With the finales, make a box that will fit 12 units complete with the bolt attachment
Shown is the bag that contains the framework of the medieval center pole tent less the tinker toy and base. The finales shown to the right will go into another box, with the threaded rods, and tie ropes measuring approx 7 inches x 12 inches and 6 inches high.
Finishing
This is where your taste can vary. I myself like the appearance of wood grain brought out by dark stain, but it is a must, because these frames are subject to weather changes, be it temperature or and moisture. Even though the frame may not be exposed to rain or snow, it is subject to humidity in the air, and to stabilize the wood it is a very good idea to seal the wood, either through stains and vanishes or through a good quality exterior paint. With varnishes it has an advantage over paint, as it can take a bit more abuse, and does allow for the warn tones of the natural materials to show. It also acts as a further bonding agent on the twine that is wrapped on the dowels for reinforcing.
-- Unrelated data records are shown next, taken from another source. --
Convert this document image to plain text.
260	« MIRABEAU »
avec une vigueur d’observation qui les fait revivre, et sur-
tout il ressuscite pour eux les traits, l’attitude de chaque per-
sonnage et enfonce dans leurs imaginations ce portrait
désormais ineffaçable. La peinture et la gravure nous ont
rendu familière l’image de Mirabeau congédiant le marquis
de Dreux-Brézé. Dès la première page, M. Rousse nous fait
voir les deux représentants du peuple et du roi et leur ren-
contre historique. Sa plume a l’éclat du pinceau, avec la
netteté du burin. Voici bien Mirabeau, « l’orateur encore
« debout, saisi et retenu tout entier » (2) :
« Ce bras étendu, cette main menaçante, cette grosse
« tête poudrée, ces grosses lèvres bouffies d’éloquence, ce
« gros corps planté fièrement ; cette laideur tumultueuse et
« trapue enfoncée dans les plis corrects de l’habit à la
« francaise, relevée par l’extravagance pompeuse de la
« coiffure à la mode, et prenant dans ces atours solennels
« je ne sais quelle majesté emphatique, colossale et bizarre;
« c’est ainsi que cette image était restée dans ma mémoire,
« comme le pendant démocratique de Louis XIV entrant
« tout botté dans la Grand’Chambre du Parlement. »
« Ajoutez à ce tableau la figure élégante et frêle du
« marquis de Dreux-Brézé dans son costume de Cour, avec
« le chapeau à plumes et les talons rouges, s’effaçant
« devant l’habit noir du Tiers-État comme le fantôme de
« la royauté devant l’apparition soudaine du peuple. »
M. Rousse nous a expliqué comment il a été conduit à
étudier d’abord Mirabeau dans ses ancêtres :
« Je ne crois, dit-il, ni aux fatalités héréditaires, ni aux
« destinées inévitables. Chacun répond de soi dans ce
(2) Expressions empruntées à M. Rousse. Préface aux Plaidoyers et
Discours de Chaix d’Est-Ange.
Finishing of the frame should be done before setting the frame up for the first time to finalize the fabric pattern. Allow at least a few days to past for the finish to set, before handing and setting up. If the finish is not completely set or dried, it is easy to damage.
Now that the frame is complete we now move onto the fabric canvas covering for the tent. Here is shown the bag containing the bundle of spokes and columns, and the required disks, along with the tinker toy and the box that contains the 12 finales. For an idea of the size the bag shown the measurements are 7 feet long with the end been 6 1/2 inches square. The tinker toy is 22 inches in diameter and 2 inches thick.